I don’t look like a runner. Short and with a slight pot belly, I look more like a sit com next door neighbor or the guy from purchasing than anything else. It is part of the reason that for the past year my friends have been setting me up with women older than I am as opposed to 10 years younger which my brother gets or seven years which is what my dad married. My friends mean well and describe the setups as “close to my age” in the same sort of way that the Titanic came “close” to missing the iceberg.

Over the weekend the guy at the store, Sports Authority, didn’t really believe me either. A little early for a friends birthday in Fremont, I went to the store to waste a few minutes and headed over to the treadmill department to check out the merchandize. After about twelve minutes a super skinny sales clerk came over and asked if I needed any help.

I mentioned that most of the machines only go up to 10 miles an hour and I was wondering if he had anything faster.

He looked at me with that disdain that is reserved for the rabbit in the Trix commercial or the that French have for Americans everywhere. “Silly, pudgy forty year old” I could see him think before saying, “you don’t really need more than 10 miles an hour.”

But I did.

I have been doing speed work practices the last two weeks and was feeling good about myself until my brother (the same one who just dumped a gorgeous Princeton doctor because at six years younger than him she was too old for him) mentioned that when he was on varsity soccer they had to break 12 minutes for a two mile time trial. I would have to shave about ten seconds to pull that off but needed a treadmill that does 10.1 miles an hour ~ 5:56 minute miles.

My gym has that machine. It is on the lower of the two floors, the one that has the yoga equipment and the zen fountain. The upper floor has the weights, the mirrors, and the attitude. The lower floor folk look they want to apologize for being there. My machine was the second from the right.

I headed down there for my twelve sweaty minutes, a title that I think would also work for a porn film or the out takes from the Watergate tapes.

Speed is one of the first things to go. It is brutal because it can be measured; you know what you did last week or last year and more often than not you won’t live up to that younger version of yourself. As we age we get athletic cunning, the ability to pick our spots. Marathons are about consistent training and then during the race seeing what the day gives you. Something will inevitably go wrong, but the test of a good runner is how he adjusts. To a large extent it is more important to have a marathon race strategy than a time goal. If the day isn’t there you need to learn to be happy with the results.
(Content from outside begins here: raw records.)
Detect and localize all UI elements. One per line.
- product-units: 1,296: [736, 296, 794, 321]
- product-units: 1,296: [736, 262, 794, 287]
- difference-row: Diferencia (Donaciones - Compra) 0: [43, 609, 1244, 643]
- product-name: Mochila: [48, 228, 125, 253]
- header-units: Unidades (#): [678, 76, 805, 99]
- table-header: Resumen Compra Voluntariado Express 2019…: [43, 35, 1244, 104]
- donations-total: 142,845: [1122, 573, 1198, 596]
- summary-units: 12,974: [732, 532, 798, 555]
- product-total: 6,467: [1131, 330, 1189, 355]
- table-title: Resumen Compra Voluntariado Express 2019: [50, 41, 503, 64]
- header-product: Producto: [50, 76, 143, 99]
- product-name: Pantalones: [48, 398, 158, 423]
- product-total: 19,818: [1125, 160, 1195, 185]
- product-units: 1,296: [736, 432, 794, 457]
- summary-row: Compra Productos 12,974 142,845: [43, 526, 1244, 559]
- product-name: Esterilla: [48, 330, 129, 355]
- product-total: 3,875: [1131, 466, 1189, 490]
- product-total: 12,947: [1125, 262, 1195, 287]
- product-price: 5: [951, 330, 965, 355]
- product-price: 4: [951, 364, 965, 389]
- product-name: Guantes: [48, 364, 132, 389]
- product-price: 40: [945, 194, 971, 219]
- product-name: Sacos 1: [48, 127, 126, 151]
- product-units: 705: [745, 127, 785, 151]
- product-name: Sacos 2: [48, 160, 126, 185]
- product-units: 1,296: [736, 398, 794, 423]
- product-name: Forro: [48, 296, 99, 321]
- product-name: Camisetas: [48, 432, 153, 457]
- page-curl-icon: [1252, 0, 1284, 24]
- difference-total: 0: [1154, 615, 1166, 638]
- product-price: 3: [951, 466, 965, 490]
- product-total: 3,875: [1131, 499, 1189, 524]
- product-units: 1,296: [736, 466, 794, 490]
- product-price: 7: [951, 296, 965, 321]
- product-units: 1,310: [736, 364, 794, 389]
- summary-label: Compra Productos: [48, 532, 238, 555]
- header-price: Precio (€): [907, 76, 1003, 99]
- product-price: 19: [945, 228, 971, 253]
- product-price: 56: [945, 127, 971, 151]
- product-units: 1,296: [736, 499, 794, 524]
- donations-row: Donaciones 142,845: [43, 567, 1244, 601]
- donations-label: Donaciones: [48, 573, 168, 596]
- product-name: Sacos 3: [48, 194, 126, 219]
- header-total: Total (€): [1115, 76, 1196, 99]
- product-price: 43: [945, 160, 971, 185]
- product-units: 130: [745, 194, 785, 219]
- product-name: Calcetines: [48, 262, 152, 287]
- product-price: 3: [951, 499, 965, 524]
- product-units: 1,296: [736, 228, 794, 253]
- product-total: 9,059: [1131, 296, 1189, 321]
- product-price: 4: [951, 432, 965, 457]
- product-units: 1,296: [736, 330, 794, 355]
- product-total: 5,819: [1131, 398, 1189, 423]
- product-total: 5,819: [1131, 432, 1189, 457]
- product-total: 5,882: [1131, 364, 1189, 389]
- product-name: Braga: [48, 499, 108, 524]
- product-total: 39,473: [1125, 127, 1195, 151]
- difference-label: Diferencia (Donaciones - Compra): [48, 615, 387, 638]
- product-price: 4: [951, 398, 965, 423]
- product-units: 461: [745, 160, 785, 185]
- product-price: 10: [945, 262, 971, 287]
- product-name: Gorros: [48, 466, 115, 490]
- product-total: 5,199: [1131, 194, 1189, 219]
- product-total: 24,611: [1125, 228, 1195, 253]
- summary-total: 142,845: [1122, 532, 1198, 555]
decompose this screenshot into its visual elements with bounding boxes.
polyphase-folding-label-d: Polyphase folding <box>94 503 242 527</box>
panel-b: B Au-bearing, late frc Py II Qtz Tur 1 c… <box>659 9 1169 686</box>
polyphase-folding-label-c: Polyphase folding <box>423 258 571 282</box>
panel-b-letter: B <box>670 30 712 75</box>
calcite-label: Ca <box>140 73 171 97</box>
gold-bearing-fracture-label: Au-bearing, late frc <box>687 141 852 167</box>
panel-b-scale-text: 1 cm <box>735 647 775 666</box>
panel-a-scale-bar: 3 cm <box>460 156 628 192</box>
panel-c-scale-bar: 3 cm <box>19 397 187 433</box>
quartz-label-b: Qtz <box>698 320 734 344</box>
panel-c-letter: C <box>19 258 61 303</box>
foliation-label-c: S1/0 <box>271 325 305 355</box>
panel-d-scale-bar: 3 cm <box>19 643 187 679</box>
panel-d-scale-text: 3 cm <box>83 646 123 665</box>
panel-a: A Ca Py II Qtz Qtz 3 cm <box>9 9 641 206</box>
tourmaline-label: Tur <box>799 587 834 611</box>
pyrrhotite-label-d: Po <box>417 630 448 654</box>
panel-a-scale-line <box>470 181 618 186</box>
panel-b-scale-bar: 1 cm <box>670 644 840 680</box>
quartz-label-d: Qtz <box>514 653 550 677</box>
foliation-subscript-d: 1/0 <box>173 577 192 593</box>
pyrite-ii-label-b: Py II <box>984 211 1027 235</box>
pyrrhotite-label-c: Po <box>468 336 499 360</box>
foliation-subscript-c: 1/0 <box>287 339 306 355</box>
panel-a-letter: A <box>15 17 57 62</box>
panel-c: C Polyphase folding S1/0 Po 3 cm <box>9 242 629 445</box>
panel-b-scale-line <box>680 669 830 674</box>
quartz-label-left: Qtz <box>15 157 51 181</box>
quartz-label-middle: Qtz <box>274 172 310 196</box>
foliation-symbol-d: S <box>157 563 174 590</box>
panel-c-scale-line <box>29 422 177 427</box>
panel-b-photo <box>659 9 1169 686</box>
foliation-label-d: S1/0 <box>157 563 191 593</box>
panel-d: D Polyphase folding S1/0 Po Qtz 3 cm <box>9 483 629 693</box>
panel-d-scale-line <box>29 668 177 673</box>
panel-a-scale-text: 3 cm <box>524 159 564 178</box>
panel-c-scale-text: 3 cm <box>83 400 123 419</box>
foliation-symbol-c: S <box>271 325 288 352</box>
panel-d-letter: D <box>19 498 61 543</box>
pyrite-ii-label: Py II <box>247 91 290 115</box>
There is nothing brilliant about speed work. You just set the dial to 10.1 and suffer. Normally I have rambling thoughts as I exercise but as I pounded away on the otherwise quiet yoga floor I only had two. For the first three minutes the thought was that this was really fast and for the last nine it was that I should really quit.

Neither of the two women who were working with the 5 pound dumbbells looked over when I raised my hands at the finish. There were no cheers, no victory medal. no race t-shirt (which I really could have used given the sweaty mess I was at the end).

Some of the best moments are the quiet victories that you have for yourself, but after posting the victory status on Facebook a bunch of friends wrote back in congratulations. It meant the world to me.

So many of them are teetering on their forties and trying to live up to their expectations as reality dashes our better expectations.

Managing your friends expectations is a tricky, art and I do need to be careful about not casually hurting mine anymore than I was hurt when somebody set me up with a friend who was pregnant with her dead boyfriend’s child. I need to learn to forgive a little since after all she was rather close to not being pregnant.

Still there is something great about sharing an achievement even if it is not posting how my single status is changed or a photo that makes me look thinner than I am. I do know that not looking like a runner doesn’t mean I shouldn’t run. We need our little victories, our times when we beat the clock just once more. Twelve sweaty minutes doesn’t counteract 40 years of living or 25 years of trying to find a soul mate, but for a brief time on the yoga floor I was young again even if the only thoughts I had was how fast this goes and how much it hurts.